Tuesday, January 19, 2016

GAYA KAPILARITAS MANUSIA



GAYA KAPILARITAS MANUSIA
By: HISTISHA NR.

“Cara cerdas menyikapi berita dan informasi yang berhamburan itu adalah dengan tabayun (klarifikasi)”.[*]

***

Dalam Fisika, kata kapilaritas digunakan untuk mewakili istilah meresapnya air melalui celah-celah dinding. Orang Jawa menyebutnya dengan ngerembes.

Karena Fisika adalah bagian dari Ilmu Alam, maka aplikasinya pun tak lepas dari fenomena kehidupan di alam semesta ini. Dan hal yang paling dekat untuk dibahas kali ini adalah manusia, sebagai subjek yang bertanggung jawab atas tugasnya sebagai khalifah di bumi.

Dalam keadaan terjaga maupun terlelap, selagi seseorang mampu memegang kesadarannya, maka ia masih mampu menerima segala rangsangan dari luar tubuhnya. Baik itu berupa sentuhan, suara, ataupun yang lain, yang itu dapat memberikan informasi pada seseorang tersebut.

Dalam Biologi ada istilah iritabilitas yang digunakan sebagai bagian dari ciri-ciri makhluk hidup. Iritabilitas atau kepekaan terhadap rangsangan merupakan langkah awal sebelum menginjak pada kapilaritas. Seseorang yang memiliki iritabilitas rendah akan cenderung memiliki kerendahan gaya kapilaritas. Sementara seseorang yang memiliki iritabilitas tinggi ia pun belum tentu memiliki gaya kapilaritas yang tinggi. Mulai bingung??? Syukurlah, berarti Anda mulai berpikir…:) :) :)

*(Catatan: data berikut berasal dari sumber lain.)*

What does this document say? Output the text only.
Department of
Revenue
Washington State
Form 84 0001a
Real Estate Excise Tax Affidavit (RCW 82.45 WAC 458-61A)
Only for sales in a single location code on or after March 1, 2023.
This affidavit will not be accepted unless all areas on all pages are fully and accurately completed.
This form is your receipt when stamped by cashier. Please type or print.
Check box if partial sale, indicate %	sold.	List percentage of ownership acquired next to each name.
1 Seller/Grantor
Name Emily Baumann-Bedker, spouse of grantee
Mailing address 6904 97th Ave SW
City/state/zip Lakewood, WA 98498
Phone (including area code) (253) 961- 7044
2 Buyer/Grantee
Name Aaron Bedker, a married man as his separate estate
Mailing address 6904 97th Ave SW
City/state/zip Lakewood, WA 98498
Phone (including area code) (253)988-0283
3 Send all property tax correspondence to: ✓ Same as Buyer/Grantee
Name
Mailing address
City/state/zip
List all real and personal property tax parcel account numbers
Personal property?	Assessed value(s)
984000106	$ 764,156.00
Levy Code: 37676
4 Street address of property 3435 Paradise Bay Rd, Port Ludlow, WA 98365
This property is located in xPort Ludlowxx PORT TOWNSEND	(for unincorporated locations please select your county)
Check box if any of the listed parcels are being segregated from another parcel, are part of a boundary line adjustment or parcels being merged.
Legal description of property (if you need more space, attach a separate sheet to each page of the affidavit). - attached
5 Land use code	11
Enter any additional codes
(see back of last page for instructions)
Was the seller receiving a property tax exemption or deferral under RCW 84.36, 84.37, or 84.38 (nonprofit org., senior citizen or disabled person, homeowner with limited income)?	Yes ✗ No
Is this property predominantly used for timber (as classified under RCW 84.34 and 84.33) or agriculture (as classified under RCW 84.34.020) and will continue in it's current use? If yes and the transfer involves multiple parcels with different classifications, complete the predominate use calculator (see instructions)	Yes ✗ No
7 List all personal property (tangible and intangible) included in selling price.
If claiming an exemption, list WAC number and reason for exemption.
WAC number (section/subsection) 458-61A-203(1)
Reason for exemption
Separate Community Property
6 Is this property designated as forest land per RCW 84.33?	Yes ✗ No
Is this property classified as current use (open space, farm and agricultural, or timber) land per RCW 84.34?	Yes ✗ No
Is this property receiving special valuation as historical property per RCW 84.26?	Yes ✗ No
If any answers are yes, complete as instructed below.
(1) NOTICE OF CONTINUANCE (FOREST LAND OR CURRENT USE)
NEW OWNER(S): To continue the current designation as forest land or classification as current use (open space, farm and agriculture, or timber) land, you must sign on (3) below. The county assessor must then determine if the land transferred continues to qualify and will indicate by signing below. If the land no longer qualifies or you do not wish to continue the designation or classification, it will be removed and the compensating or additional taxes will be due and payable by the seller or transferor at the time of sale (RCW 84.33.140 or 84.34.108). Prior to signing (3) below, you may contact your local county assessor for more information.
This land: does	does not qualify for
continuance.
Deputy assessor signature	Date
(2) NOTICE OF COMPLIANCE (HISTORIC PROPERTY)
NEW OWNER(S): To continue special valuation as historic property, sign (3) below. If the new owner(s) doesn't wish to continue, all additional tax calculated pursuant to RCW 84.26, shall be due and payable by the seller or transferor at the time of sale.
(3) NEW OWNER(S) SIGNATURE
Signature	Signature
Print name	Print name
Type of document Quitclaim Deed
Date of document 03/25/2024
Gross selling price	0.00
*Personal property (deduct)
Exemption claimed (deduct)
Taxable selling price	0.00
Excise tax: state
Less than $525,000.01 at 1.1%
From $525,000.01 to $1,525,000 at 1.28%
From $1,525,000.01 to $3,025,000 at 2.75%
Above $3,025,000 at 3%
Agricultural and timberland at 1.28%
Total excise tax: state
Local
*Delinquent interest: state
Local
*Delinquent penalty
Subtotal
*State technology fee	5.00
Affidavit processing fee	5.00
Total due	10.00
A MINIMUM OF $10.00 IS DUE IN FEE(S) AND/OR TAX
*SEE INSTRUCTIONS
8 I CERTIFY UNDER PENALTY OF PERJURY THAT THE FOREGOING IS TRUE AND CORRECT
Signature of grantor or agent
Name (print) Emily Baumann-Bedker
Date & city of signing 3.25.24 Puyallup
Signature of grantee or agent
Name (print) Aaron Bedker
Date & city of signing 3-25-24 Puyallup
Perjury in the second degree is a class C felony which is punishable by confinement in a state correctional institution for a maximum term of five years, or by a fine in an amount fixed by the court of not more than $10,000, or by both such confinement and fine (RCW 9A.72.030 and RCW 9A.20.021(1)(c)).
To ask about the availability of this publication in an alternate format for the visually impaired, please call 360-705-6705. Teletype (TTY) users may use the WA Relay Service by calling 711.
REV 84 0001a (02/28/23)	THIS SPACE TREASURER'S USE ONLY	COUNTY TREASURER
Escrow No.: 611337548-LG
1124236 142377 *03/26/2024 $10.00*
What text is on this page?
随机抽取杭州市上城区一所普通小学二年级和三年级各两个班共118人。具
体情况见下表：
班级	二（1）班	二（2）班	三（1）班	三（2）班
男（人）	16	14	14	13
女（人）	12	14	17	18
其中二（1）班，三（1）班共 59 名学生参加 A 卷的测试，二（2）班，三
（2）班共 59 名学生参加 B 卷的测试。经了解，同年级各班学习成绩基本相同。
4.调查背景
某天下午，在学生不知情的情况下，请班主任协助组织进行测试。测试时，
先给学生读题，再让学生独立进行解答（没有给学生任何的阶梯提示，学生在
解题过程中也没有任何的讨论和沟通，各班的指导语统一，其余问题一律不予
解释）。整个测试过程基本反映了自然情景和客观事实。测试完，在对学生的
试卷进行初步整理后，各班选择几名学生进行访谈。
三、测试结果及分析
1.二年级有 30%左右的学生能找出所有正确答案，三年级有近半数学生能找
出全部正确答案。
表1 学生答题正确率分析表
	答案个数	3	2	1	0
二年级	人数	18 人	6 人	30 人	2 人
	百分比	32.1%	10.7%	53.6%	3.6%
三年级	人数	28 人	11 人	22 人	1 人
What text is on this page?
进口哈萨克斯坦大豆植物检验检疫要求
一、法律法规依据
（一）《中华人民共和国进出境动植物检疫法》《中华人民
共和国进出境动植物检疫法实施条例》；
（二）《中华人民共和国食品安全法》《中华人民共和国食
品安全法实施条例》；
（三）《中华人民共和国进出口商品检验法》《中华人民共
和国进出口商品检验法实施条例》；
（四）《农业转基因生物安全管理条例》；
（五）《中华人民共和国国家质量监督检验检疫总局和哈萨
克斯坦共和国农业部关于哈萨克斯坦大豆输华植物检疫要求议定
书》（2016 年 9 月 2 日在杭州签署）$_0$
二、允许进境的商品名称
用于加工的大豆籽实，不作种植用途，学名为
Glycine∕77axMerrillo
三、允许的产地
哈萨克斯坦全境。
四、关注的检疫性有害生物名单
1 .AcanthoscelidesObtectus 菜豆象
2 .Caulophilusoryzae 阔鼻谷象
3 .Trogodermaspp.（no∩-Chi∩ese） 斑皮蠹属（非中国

Rangsangan sebagai informasi. Dalam kehidupan ini, ada sifat manusia yang memiliki iritabilitas tinggi sehingga ia dapat merasakan dan menerima rangsangan (sebut informasi) dari lingkungan sekitarnya. Ada pula sifat manusia yang ia memiliki iritabilitas rendah dan bahkan berdisfungsi karena memang ia sengaja menutup diri dari informasi-informasi yang berhamburan di sekitarnya, sehingga perlahan ia kehilangan iritabilitasnya yang itu artinya dengan sengaja ia membunuh dirinya sendiri, dengan meniadakan satu ciri makhluk hidup dalam dirinya.
 
Nah, pada manusia golongan pertama; ketika seseorang memiliki iritabilitas yang tinggi ia perlu diimbangi dengan adanya gaya kapilaritas yang tinggi pula. Jika tidak, maka seseorang ini pada tahap selanjutnya akan sama dengan golongan kedua, hanya mampu menerima informasi tanpa mampu menyerapnya. Informasi-informasi yang sampai pada orang tipe ini hanya akan membisik seperti angin yang kemudian lenyap. Atau, seseorang ini hanya mampu menerima informasi dari sekitar tanpa mampu mengupayakan kapilarisasi informasi tersebut seluruhnya. Sehingga, informasi hanya terserap setengah-setengah dan menimbulkan interpretasi serta tafsiran yang tidak holistis pula.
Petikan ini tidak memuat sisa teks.